O Brasil assinou recentemente um acordo internacional com mais de 120 países para a atração de investimentos estrangeiros, de olho no financiamento do seu Plano de Transformação Ecológica. É inegável a urgência imposta pelas mudanças climáticas e seus efeitos adversos no desenvolvimento social, ao mesmo tempo em que o alto custo envolvido na transição produtiva é um desafio a ser superado.
Os recursos necessários, rumo a uma economia de baixo carbono, dependem em grande parte da possibilidade de se agregar valor a esse processo, de forma que a melhor alternativa socioambiental seja também sustentável economicamente.
No caso do Brasil, mais de 60% das emissões de Gases de Efeito Estufa (GHG) advêm da conversão do uso do solo para a produção de alimentos e do desmatamento ilegal. No caso específico da Amazônia, mais de 90% do desmatamento é ilegal e está umbilicalmente ligado à atuação do crime organizado, através da intersecção de crimes ambientais e fundiários com o tráfico de drogas, o garimpo ilegal, além de fraudes e lavagem de dinheiro.
Este amplo sistema tem sido chamado de “narcodesmatamento”, produzindo danos sociais profundos. Por mais que a solução do problema seja multidisciplinar, o fato é que a sua origem está na irregularidade fundiária. O sistema fundiário brasileiro tem sido falho e ineficiente desde o período colonial, sendo a posse o principal instrumento de ocupação territorial, inclusive com o reconhecimento público e oficial desta realidade.
Se a titularidade dos imóveis rurais brasileiros é essencialmente regida pela insegurança jurídica, a análise de riscos (patrimoniais e reputacionais) parte da premissa de sua irregularidade. A consequência é uma monumental desvalorização dos ativos rurais e a falta de atratividade para investimentos legítimos e estratégicos tanto para a segurança alimentar, geração de riquezas, desenvolvimento social, quanto para a mitigação das mudanças climáticas e descarbonização do país.
A irregularidade serve como incentivo para a constante ocupação de terras públicas (famosa “grilagem”), além de pólvora para a geração de conflitos. Um imóvel irregular não gera segurança jurídica, não integra o mercado formal de acesso a crédito, não pode ser dado em garantia, impossibilita uma transmissão segura e, principalmente, não se sujeita ao cumprimento de regras ambientais, prejudicando a governança e o controle pelos órgãos públicos.

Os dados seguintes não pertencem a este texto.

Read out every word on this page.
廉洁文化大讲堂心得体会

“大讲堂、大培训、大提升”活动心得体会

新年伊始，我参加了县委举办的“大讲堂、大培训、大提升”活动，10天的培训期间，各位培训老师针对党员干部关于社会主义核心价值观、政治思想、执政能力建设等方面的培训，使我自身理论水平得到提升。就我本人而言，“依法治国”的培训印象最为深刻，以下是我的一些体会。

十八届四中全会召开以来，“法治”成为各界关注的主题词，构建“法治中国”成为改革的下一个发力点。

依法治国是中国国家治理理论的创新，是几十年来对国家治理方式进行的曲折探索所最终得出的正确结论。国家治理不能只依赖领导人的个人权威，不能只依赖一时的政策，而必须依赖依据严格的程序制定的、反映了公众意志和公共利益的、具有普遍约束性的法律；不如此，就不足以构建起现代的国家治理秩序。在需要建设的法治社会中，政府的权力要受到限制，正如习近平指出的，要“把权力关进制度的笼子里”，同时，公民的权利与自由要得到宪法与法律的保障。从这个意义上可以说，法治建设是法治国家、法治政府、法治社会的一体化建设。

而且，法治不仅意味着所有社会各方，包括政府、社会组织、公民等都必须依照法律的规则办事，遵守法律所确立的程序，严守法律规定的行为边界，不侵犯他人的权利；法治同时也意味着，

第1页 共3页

Se o caos perdura há 500 anos, sua solução depende de uma maior integração e da simplificação da governança fundiária. Só na Amazônia são mais de 20 órgãos públicos com algum tipo de atribuição sobre o tema, sem qualquer coordenação ou estratégia que una as esferas federal, estadual e municipal.
Some-se a isso a desorganização da base de dados e a baixa adoção de tecnologia que dificultam a organização de um cadastro de terras único e compartilhado. Além disso, o poder público tem sistematicamente privilegiado a regularização de pequenas propriedades e dificultado sobremaneira a de áreas maiores.

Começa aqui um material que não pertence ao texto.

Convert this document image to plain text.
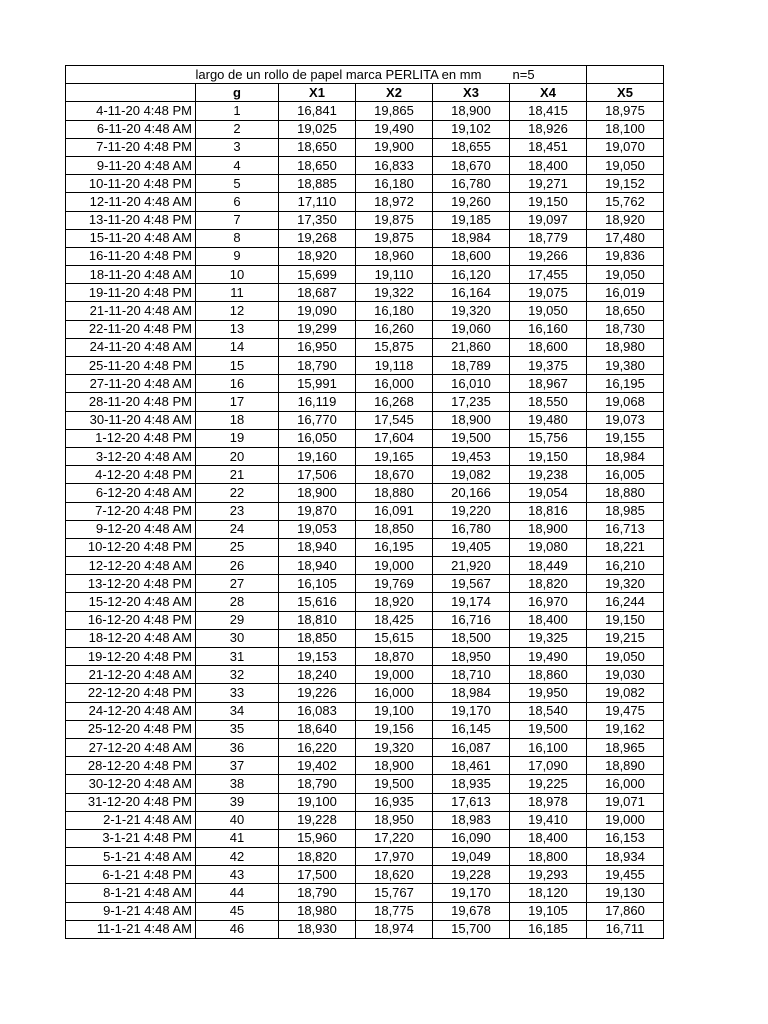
	largo de un rollo de papel marca PERLITA en mm				n=5	
	g	X1	X2	X3	X4	X5
4-11-20 4:48 PM	1	16,841	19,865	18,900	18,415	18,975
6-11-20 4:48 AM	2	19,025	19,490	19,102	18,926	18,100
7-11-20 4:48 PM	3	18,650	19,900	18,655	18,451	19,070
9-11-20 4:48 AM	4	18,650	16,833	18,670	18,400	19,050
10-11-20 4:48 PM	5	18,885	16,180	16,780	19,271	19,152
12-11-20 4:48 AM	6	17,110	18,972	19,260	19,150	15,762
13-11-20 4:48 PM	7	17,350	19,875	19,185	19,097	18,920
15-11-20 4:48 AM	8	19,268	19,875	18,984	18,779	17,480
16-11-20 4:48 PM	9	18,920	18,960	18,600	19,266	19,836
18-11-20 4:48 AM	10	15,699	19,110	16,120	17,455	19,050
19-11-20 4:48 PM	11	18,687	19,322	16,164	19,075	16,019
21-11-20 4:48 AM	12	19,090	16,180	19,320	19,050	18,650
22-11-20 4:48 PM	13	19,299	16,260	19,060	16,160	18,730
24-11-20 4:48 AM	14	16,950	15,875	21,860	18,600	18,980
25-11-20 4:48 PM	15	18,790	19,118	18,789	19,375	19,380
27-11-20 4:48 AM	16	15,991	16,000	16,010	18,967	16,195
28-11-20 4:48 PM	17	16,119	16,268	17,235	18,550	19,068
30-11-20 4:48 AM	18	16,770	17,545	18,900	19,480	19,073
1-12-20 4:48 PM	19	16,050	17,604	19,500	15,756	19,155
3-12-20 4:48 AM	20	19,160	19,165	19,453	19,150	18,984
4-12-20 4:48 PM	21	17,506	18,670	19,082	19,238	16,005
6-12-20 4:48 AM	22	18,900	18,880	20,166	19,054	18,880
7-12-20 4:48 PM	23	19,870	16,091	19,220	18,816	18,985
9-12-20 4:48 AM	24	19,053	18,850	16,780	18,900	16,713
10-12-20 4:48 PM	25	18,940	16,195	19,405	19,080	18,221
12-12-20 4:48 AM	26	18,940	19,000	21,920	18,449	16,210
13-12-20 4:48 PM	27	16,105	19,769	19,567	18,820	19,320
15-12-20 4:48 AM	28	15,616	18,920	19,174	16,970	16,244
16-12-20 4:48 PM	29	18,810	18,425	16,716	18,400	19,150
18-12-20 4:48 AM	30	18,850	15,615	18,500	19,325	19,215
19-12-20 4:48 PM	31	19,153	18,870	18,950	19,490	19,050
21-12-20 4:48 AM	32	18,240	19,000	18,710	18,860	19,030
22-12-20 4:48 PM	33	19,226	16,000	18,984	19,950	19,082
24-12-20 4:48 AM	34	16,083	19,100	19,170	18,540	19,475
25-12-20 4:48 PM	35	18,640	19,156	16,145	19,500	19,162
27-12-20 4:48 AM	36	16,220	19,320	16,087	16,100	18,965
28-12-20 4:48 PM	37	19,402	18,900	18,461	17,090	18,890
30-12-20 4:48 AM	38	18,790	19,500	18,935	19,225	16,000
31-12-20 4:48 PM	39	19,100	16,935	17,613	18,978	19,071
2-1-21 4:48 AM	40	19,228	18,950	18,983	19,410	19,000
3-1-21 4:48 PM	41	15,960	17,220	16,090	18,400	16,153
5-1-21 4:48 AM	42	18,820	17,970	19,049	18,800	18,934
6-1-21 4:48 PM	43	17,500	18,620	19,228	19,293	19,455
8-1-21 4:48 AM	44	18,790	15,767	19,170	18,120	19,130
9-1-21 4:48 AM	45	18,980	18,775	19,678	19,105	17,860
11-1-21 4:48 AM	46	18,930	18,974	15,700	16,185	16,711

Atualmente, áreas cima de 2.500 hectares necessitam de autorização do Congresso Nacional para sua regularização, o que mostra o grau de dificuldade no seu processamento. Mesmo que a escolha refletisse uma legítima prioridade social, ela deixa em segundo plano a eficiência da gestão territorial. Em um sistema permeado pela informalidade, a supervalorização da origem pretérita da posse em vez do cumprimento presente de sua função social, se mostra um contrassenso.
Se é fato que nossa ocupação se deu de maneira informal, a busca histórica da origem da posse revela um emaranhado de fatos e documentos em que a incerteza sempre prevalece. Um exemplo está no Acre, onde há títulos de propriedade outorgados quando o território ainda pertencia à Bolívia. Há obviamente títulos que foram utilizados indevidamente para ocupação, mas o tempo e os recursos empregados nessa jornada inglória de separar o joio do trigo acaba postergando uma solução definitiva para o problema, permitindo que novas irregularidades se sobreponham.

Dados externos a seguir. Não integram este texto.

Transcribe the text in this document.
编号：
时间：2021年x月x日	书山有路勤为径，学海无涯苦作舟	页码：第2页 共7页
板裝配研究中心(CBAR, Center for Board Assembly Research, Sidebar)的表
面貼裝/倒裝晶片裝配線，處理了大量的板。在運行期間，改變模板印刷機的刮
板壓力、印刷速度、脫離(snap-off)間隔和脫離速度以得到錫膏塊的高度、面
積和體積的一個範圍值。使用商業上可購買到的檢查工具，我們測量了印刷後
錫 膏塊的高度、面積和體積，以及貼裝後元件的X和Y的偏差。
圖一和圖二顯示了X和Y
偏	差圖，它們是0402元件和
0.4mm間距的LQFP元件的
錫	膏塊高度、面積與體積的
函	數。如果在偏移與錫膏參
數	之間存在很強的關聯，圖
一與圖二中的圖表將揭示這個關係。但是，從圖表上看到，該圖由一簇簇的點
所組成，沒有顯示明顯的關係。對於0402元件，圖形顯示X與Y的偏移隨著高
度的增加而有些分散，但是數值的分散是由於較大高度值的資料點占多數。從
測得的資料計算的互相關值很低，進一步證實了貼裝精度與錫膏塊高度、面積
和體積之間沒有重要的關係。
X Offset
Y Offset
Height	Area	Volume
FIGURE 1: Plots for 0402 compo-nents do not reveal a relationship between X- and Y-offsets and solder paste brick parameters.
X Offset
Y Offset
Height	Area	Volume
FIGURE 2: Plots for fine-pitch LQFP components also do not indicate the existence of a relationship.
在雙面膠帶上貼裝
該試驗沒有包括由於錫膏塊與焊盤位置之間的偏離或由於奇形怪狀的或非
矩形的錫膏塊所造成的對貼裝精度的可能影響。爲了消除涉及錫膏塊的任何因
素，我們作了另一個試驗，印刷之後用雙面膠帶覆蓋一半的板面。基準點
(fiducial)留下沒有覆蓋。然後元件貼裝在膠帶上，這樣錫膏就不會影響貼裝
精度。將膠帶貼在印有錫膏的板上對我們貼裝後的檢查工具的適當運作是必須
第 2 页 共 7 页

Ao insistir nesse caminho, estamos comprometendo o futuro na tentativa de passar a limpo o passado. Ao detentor de um imóvel rural, independentemente do seu tamanho, cabe o cumprimento da sua função social (produção efetiva, respeito às normas ambientais e sociais) e da comprovação de posse antiga e de boa-fé (não histórica).
A regularização fundiária não é simples instrumento de atribuição de direito de propriedade ao particular. Ela é, antes de tudo, instrumento de desenvolvimento econômico e social de um país e urge que seja encarada como tal, pela adoção de uma política efetiva de mitigação dos riscos territoriais capaz de incentivar o investimento responsável e necessário ao país.